Species: mouse (Mus musculus; mammal).
Technique: 8 µm paraffin section stained with haematoxylin-eosin.
The pancreas consists in an exocrine component, the pancreatic acini, and an endocrine part composed of the Langerhans islets. That is why it is named as amphicrine gland The major part of pancreas corresponds to the exocrine part (98-99 % in humans). The serous exocrine cells show a rounded nucleus and dark cytoplasm. The cytoplasm is more clear in the apical part because of the higher density of secretory zymogen granules containing digestive enzymes (zymogens are inactive enzymes or proenzyme). Abundant rough endoplasmic reticulum is localized in the basal cytoplasm of serous cells, where enzyme precursors are synthesized, that gives a darker color. Within serous acini, there are weaker stained cells which are named as centroacinar cells. They form ducts to collect the secretory substances released by serous cells. These acinar ducts join together and form the interlobular ducts, which in turn flow into the hepatic ducts, and finally release the pancreatic secretory products into the gut. There are no myoepithelial cells around the pancreatic acini.

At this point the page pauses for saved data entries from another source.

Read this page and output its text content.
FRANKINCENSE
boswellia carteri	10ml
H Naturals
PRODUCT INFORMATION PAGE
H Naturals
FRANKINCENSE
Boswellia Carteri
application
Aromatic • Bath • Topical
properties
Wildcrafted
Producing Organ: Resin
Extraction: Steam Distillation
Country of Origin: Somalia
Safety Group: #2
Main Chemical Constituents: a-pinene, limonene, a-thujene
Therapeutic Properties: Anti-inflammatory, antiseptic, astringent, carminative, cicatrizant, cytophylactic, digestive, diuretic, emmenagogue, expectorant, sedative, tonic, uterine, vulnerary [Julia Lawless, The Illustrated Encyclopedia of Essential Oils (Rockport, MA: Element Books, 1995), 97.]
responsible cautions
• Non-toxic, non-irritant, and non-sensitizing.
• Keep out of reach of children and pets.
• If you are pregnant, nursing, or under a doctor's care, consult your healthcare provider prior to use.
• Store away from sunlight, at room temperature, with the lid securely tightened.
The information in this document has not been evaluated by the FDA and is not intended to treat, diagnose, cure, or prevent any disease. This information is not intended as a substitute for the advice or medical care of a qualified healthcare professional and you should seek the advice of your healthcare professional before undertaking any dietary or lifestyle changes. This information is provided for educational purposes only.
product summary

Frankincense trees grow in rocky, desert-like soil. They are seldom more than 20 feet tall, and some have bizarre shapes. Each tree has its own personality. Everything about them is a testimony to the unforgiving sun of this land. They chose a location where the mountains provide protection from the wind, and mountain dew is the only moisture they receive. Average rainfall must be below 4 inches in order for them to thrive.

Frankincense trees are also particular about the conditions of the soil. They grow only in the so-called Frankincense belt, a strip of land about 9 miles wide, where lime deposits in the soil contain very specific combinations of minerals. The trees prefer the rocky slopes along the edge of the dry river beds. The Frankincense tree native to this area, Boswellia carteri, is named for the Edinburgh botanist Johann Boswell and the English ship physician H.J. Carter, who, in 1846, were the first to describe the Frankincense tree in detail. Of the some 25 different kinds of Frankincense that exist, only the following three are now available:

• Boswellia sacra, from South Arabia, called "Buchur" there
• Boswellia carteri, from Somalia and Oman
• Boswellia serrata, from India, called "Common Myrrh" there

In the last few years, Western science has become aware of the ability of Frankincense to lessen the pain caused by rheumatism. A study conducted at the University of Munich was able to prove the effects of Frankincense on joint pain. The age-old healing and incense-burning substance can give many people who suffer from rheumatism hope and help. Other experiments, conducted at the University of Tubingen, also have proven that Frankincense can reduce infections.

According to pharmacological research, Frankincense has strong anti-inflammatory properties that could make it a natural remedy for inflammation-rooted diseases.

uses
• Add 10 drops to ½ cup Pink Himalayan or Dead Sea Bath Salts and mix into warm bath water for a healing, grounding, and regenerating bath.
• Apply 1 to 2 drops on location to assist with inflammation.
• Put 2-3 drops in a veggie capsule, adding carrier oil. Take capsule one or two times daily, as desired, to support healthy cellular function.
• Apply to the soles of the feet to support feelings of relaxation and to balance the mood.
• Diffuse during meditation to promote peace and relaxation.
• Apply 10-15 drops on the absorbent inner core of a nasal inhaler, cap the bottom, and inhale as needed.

The endocrine part of the pancreas is made up of cell groups which are known as islets of Langerhans. They are distributed among the exocrine acini. The islets of Langerhans are highly irrigated by blood vessels that uptake and distributed the hormones released by the Langerhans islet cells. Although it is difficult to discern using common staining techniques, there are several types of cells in the islets of Langerhans: α cells (release glucagon), β cells (release insulin), gamma cells (release somatostatin) and F cells (release pancreatic polypeptide).